To make it easier for you to start incorporating Bloodworm in your fish tank, and to make it part of their daily diet, we have put together a quick FAQ to answer some common questions. Asking questions is good, as it shows you care about your fish and about your tank, so have a quick look below to check if you know the answer to these.

One of the things that is so great about owning a fish tank is that there is always much more out there to learn, and you can never really consider yourself fully taught. We learn as long as we live, they say, and that is part of the charm of being a hobby aquarium owner.

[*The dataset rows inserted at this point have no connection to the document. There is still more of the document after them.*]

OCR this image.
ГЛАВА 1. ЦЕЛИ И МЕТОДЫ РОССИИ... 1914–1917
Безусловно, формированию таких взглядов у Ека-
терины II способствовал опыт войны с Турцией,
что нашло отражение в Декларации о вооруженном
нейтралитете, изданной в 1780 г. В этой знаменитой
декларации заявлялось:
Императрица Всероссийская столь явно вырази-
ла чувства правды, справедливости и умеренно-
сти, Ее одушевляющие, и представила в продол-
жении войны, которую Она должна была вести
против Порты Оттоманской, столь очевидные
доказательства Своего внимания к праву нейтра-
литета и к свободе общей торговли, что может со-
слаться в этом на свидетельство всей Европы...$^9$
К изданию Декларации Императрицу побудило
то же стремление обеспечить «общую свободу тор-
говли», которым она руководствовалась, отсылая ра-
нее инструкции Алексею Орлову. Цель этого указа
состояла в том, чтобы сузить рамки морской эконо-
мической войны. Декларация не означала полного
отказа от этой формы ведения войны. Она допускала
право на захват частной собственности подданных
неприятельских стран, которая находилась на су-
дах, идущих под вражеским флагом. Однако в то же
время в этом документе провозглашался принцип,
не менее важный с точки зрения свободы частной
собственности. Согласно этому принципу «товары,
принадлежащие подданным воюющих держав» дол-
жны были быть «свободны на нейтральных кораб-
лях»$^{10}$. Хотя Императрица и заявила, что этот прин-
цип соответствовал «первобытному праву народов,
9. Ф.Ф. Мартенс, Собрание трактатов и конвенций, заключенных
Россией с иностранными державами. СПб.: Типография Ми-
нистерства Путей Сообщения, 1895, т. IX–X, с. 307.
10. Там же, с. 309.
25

What Are Bloodworms Used For?

The most common way to use Bloodworm is to feed fish in a tank or an aquarium, as they are packed with healthy proteins and iron. Blood Worm fish food is available in most pet stores and online, and it is a food most fish tends to love. Some people choose to farm their own Bloodworm, but their use remains the same – as a nutritious supplement to a varied fish diet.

Do Bloodworms Eat Blood?

No, this is a misconception due to their name, but Bloodworms do not feed on blood but are simply named this way as a result of their color. They are a carnivore genus but do not suck blood the way you often associate with for example a leach.

Are Bloodworms Dangerous?

They are not dangerous per see, but if you get bitten by a live Bloodworm, you might experience a sensation and a reaction similar to that of a bee sting, which can be painful. This is especially true for worms belonging to the Glycera genus, and if you tend to handle live worms frequently – you might want to protect your hands by wearing gloves.

Do Bloodworms Bite?

As mentioned above – yes, Bloodworms do bite, just like you might get bitten by an ant or a bee. They do not actively seek you out to bite you but might bite when handled.

Important to Remember

Just like with any animal, it is never a good idea to overfeed your fish, and this is something you will want to consider when first starting to feed Bloodworms. Whether you use frozen Bloodworm cubes, live worms or a freeze-dried product, you should always pay attention to the feeding guidelines and stick to the amounts suggested. The filter can easily clog if you feed your fish too much, and you could also be putting their health at risk without realizing it.

Bloodworm larvae are very rich in protein, so always read the feeding recommendations before using them as fish food. It is recommended to limit Bloodworm feedings to one or two times per week, as fish are sensitive and can get constipation if feed too much. They also need a varied diet to thrive, which is another reason not to overdo it.